Genetik und Vererbung

Die MS ist keine klassische Erbkrankheit. Ausgelöst wird sie durch genetische Faktoren und Umweltfaktoren. Auch Infektionen haben einen Einfluss - aktuell wird in diesem Zusammenhang auch das Epstein-Barr-Virus diskutiert.

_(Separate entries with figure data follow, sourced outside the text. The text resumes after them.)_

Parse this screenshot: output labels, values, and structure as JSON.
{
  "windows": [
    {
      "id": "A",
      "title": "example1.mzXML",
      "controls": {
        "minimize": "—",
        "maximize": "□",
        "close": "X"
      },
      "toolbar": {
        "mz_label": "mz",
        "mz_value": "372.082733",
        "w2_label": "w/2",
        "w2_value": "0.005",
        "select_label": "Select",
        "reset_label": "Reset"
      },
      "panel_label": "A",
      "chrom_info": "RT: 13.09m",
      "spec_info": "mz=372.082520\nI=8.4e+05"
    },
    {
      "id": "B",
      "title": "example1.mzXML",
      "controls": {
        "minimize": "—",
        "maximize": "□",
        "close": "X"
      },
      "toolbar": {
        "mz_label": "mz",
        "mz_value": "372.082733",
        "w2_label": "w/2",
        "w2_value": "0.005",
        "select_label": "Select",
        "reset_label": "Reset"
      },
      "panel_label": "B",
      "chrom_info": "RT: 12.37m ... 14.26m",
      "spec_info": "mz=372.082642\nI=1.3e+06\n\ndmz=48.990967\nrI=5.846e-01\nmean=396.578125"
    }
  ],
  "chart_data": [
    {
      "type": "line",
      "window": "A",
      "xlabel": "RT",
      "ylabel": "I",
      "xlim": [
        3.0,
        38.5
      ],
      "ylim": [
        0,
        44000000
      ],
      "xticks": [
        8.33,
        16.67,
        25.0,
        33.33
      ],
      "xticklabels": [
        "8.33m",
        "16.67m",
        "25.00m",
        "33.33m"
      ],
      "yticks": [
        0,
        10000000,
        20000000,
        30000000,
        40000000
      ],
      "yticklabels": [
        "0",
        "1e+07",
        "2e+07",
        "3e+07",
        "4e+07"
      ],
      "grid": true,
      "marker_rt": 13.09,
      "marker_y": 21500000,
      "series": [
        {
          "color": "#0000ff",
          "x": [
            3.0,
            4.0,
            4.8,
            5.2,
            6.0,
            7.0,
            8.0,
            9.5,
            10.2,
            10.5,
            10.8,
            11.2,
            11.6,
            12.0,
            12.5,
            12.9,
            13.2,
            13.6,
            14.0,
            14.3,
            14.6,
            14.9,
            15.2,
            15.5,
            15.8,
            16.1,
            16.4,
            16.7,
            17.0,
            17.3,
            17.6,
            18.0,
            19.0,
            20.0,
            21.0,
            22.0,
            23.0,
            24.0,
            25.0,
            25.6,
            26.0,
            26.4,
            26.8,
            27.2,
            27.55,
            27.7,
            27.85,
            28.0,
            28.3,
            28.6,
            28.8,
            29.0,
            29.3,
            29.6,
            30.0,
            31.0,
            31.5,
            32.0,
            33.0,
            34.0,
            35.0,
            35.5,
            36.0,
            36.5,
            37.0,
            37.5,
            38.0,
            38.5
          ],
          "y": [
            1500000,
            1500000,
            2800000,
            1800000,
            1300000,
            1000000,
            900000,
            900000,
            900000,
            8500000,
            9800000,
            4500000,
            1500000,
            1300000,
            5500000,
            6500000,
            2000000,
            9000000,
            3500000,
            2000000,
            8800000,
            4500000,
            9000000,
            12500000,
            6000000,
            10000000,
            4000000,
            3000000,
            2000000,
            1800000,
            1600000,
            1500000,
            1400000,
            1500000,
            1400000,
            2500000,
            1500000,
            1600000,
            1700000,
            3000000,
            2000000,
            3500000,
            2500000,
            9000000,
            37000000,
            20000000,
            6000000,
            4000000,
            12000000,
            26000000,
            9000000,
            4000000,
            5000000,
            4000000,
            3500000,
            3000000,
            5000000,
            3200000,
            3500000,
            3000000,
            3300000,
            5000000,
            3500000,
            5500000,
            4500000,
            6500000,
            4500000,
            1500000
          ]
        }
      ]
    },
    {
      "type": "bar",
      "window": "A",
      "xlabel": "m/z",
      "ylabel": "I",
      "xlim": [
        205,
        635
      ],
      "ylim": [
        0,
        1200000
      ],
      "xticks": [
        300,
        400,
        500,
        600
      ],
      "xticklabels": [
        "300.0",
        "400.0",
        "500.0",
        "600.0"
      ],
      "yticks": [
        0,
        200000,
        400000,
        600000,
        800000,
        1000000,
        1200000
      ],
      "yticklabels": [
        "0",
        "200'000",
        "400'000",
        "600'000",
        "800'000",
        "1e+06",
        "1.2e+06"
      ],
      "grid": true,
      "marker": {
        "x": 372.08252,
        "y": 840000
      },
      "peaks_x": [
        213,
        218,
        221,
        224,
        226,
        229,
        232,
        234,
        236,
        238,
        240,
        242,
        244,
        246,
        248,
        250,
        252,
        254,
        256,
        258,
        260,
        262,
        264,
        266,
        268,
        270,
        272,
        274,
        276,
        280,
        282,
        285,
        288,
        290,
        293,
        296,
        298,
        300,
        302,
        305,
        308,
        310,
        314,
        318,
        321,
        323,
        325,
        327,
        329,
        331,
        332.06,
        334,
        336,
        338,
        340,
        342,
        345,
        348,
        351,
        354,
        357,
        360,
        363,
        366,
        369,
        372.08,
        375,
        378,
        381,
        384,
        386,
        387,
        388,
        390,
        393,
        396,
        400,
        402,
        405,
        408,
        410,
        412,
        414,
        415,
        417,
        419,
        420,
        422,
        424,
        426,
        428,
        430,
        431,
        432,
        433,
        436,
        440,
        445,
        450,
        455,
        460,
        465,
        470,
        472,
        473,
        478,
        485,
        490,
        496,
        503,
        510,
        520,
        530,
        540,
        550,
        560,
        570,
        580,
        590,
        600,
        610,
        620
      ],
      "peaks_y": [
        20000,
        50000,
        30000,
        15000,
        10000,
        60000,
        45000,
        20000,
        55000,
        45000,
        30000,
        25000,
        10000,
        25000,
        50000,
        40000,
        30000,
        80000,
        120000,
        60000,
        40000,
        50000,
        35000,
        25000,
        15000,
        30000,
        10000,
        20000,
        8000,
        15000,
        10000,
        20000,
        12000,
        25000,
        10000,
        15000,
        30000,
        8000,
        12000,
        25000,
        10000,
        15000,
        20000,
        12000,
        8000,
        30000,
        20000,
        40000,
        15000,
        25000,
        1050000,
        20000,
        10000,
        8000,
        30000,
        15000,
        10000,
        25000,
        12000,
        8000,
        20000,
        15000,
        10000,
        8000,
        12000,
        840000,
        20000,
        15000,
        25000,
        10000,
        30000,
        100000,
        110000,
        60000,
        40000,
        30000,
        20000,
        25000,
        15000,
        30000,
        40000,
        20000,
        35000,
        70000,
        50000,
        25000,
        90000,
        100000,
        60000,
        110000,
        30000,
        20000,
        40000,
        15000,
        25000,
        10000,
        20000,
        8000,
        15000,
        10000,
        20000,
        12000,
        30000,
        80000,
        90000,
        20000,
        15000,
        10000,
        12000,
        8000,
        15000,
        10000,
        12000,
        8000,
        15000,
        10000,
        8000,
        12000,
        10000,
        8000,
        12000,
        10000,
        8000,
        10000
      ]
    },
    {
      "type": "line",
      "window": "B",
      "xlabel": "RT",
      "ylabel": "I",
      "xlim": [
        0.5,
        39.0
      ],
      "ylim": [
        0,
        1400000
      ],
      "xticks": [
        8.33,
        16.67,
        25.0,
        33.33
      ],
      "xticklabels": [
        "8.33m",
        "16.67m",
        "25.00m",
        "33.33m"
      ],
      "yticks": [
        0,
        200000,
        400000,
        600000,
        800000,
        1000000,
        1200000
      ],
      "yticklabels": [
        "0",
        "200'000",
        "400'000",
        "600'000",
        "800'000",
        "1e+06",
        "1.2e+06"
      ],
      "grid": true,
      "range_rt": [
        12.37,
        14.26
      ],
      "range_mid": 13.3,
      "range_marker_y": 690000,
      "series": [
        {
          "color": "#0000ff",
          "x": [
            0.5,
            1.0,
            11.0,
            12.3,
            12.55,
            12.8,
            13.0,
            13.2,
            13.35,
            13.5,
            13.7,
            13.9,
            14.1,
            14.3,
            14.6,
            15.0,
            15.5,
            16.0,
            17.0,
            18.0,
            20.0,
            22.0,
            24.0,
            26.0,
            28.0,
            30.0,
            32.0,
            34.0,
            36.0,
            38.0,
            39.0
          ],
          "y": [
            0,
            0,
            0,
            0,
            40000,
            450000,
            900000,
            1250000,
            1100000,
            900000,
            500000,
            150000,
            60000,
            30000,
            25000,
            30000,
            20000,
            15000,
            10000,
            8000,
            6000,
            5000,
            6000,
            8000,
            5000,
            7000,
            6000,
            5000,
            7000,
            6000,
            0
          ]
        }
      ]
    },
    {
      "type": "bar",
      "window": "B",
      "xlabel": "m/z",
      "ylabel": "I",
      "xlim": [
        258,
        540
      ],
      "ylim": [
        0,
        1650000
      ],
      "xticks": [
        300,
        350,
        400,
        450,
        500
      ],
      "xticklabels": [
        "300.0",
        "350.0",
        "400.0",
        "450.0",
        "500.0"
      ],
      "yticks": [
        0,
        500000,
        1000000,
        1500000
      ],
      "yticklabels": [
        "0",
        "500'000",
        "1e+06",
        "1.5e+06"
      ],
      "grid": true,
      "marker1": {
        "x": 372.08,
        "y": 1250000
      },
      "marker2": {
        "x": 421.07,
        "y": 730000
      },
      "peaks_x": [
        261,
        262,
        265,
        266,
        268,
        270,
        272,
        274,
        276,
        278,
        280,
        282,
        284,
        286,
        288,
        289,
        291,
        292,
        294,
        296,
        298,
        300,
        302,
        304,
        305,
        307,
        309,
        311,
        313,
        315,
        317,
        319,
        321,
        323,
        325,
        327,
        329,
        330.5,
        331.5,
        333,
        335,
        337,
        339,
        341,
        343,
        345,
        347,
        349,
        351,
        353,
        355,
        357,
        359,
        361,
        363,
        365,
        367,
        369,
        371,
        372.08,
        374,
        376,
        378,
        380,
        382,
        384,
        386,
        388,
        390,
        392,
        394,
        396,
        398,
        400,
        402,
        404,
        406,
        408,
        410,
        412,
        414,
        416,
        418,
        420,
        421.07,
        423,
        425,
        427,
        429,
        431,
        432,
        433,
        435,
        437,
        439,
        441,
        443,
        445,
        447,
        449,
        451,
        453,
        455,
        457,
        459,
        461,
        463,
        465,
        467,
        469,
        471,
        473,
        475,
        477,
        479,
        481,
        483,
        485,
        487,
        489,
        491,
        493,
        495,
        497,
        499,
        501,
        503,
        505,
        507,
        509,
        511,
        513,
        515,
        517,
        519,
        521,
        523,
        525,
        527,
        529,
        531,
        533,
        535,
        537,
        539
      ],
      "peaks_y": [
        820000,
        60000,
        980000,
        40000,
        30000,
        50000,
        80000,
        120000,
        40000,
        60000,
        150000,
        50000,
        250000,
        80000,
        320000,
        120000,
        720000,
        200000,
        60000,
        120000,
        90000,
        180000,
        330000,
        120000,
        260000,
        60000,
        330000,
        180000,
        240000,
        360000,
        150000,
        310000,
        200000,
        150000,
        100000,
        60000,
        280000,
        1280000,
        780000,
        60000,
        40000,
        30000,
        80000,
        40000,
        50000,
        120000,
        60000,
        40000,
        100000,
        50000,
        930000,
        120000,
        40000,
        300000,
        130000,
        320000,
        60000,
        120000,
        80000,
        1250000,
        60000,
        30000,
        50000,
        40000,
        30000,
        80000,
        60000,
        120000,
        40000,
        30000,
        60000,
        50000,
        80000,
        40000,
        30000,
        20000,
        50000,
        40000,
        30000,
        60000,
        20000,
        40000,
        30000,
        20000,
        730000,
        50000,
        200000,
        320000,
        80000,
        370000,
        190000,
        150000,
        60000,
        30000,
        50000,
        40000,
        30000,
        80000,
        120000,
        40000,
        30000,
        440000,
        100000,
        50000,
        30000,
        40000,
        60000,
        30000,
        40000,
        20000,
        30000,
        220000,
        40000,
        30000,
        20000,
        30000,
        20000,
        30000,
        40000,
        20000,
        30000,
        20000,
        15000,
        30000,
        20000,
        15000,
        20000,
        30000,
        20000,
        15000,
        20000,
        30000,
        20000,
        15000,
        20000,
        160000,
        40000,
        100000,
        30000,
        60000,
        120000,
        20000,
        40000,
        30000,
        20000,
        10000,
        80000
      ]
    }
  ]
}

Das Risiko an einer Multiplen Sklerose zu erkranken liegt in der Allgemeinbevölkerung in Deutschland bei ca. 0,1-0,2 %. Bei 20 % der Multiple Sklerose Patienten kommt es zu einer familiären Häufung der Erkrankung, wobei das Erkrankungsrisiko vom Verwandtschaftsgrad abhängig ist. Tritt die Erkrankung bei einer Person des ersten Verwandtschaftsgrades auf, so ist das Risiko an Multipler Sklerose zu erkranken um 3 %, bei entfernteren Verwandtschaftsgraden um 1 % erhöht. Dabei hat die Vererbung der Multiplen Sklerose von mütterlicher oder väterlicher Seite keinen Einfluss auf das Erkrankungsrisiko. Zwillingsstudien haben gezeigt, dass bei eineiigen Zwillingen das Erkrankungsrisiko bei 25 % liegt, wenn ein Zwilling erkrankt ist. Bei zweieiigen Zwillingen und Geschwistern liegt das Risiko bei 5 %.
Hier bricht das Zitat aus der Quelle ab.